弊社では受託で構築したシステムを引き渡す前後に 「シークレット監査(Secret Audit)」 を必ず実施しています。本記事では、マネーフォワード事件から抽出できる教訓を出発点に、受託で必ず押さえるべきリポジトリ運用標準、検査ツール、価格レンジまでを整理します。
なぜ「ソースコードに本番情報」が起きるのか
事件の技術的な詳細は前述の Zenn 記事に詳しいですが、受託の現場で同じ事故が起きるパターンは以下に集約されます。
| パターン | 典型例 | 受託での発生確率 |
|---|---|---|
| 開発者の “とりあえず” コミット | .env をうっかり git add | 高 |
| 環境別ファイルの取り違え | config.production.json が公開リポに残存 | 中 |
| テストデータが本番値 | テストカード番号として本物の番号を使用 | 中〜高 |
| サードパーティ SDK の認証情報 | Slack Webhook URL がハードコード | 高 |
| デバッグコードの残置 | console.log(JSON.stringify(secrets)) | 中 |
| Git 履歴の中だけに残るシークレット | 一度コミットして次のコミットで削除 | 高 |
特に Git 履歴の中だけに残るシークレットが厄介で、最新の HEAD だけを見るレビューでは絶対に発見できません。攻撃者が git log -p を 1 度走らせれば露呈するため、漏洩したリポジトリのアーカイブが流通した時点で詰む構造です。
マネーフォワード事件から抽出できる 4 つの教訓
事件の対応公表内容と外部解説を踏まえると、受託開発に持ち込めるべき教訓は次の 4 つに整理できます。

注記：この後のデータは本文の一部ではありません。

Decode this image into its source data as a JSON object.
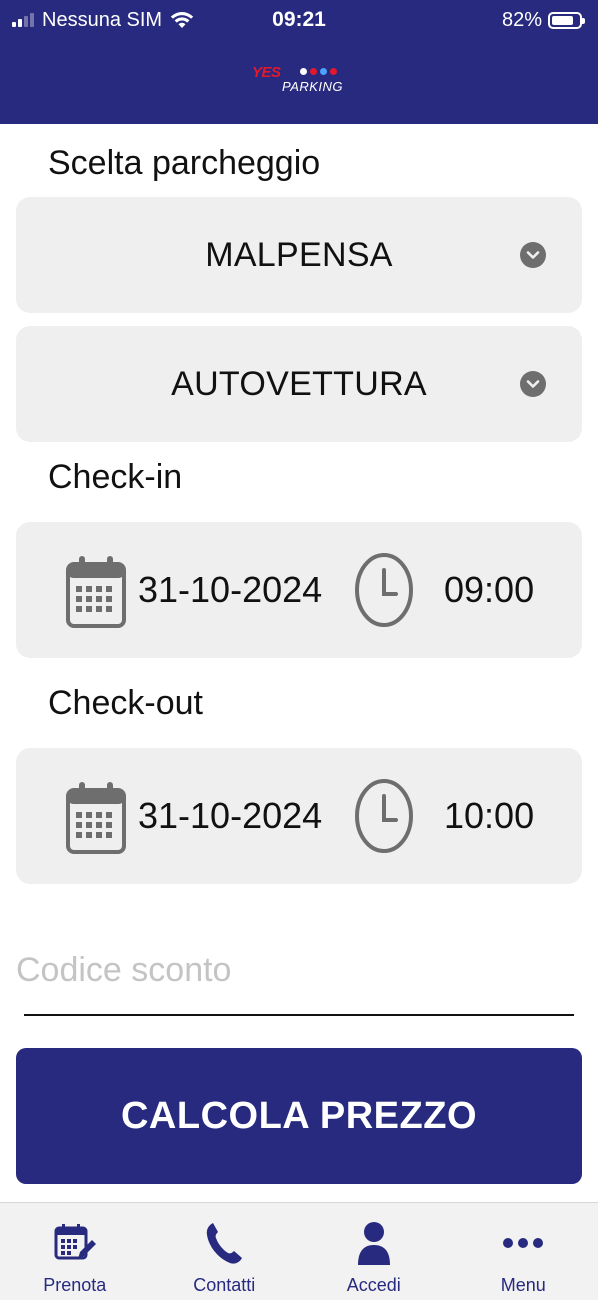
{
  "status_bar": {
    "carrier": "Nessuna SIM",
    "time": "09:21",
    "battery": "82%",
    "battery_level": 0.82
  },
  "header": {
    "logo_yes": "YES",
    "logo_parking": "PARKING",
    "background_color": "#272a7f"
  },
  "parking": {
    "label": "Scelta parcheggio",
    "location": "MALPENSA",
    "vehicle": "AUTOVETTURA"
  },
  "check_in": {
    "label": "Check-in",
    "date": "31-10-2024",
    "time": "09:00"
  },
  "check_out": {
    "label": "Check-out",
    "date": "31-10-2024",
    "time": "10:00"
  },
  "discount": {
    "placeholder": "Codice sconto",
    "value": ""
  },
  "calc_button": {
    "label": "CALCOLA PREZZO"
  },
  "tab_bar": {
    "items": [
      {
        "label": "Prenota",
        "icon": "calendar-pencil-icon"
      },
      {
        "label": "Contatti",
        "icon": "phone-icon"
      },
      {
        "label": "Accedi",
        "icon": "user-icon"
      },
      {
        "label": "Menu",
        "icon": "more-dots-icon"
      }
    ]
  },
  "colors": {
    "brand": "#272a7f",
    "field_background": "#efefef",
    "icon_gray": "#6e6e6e",
    "logo_red": "#e3182d"
  }
}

教訓 1: シークレットは「絶対に Git に置かない」を物理で担保する
ヒューマンエラーは必ず起きるため、「人がうっかりコミットしても Git に届かない」仕組みで守ります。具体的には以下の 3 段重ね:
- pre-commit フック(gitleaks / trufflehog)で commit 前にブロック
- GitHub Push Protection(GitHub Advanced Security)で push 前にブロック
- CI でのフルスキャンで main ブランチへの混入をブロック
教訓 2: 本番カード情報・本人確認情報は “システム外” に置く
決済・本人確認系のデータは、自社システムに保管しないアーキテクチャが王道です。Stripe / GMO / Square などのトークン化を経由し、機微情報は決済プロバイダに置きっぱなしにします。受託で「カード番号を DB に持つ」要件が来たら、まずトークン化で済まないかを設計レビューで覆すのが第一歩です。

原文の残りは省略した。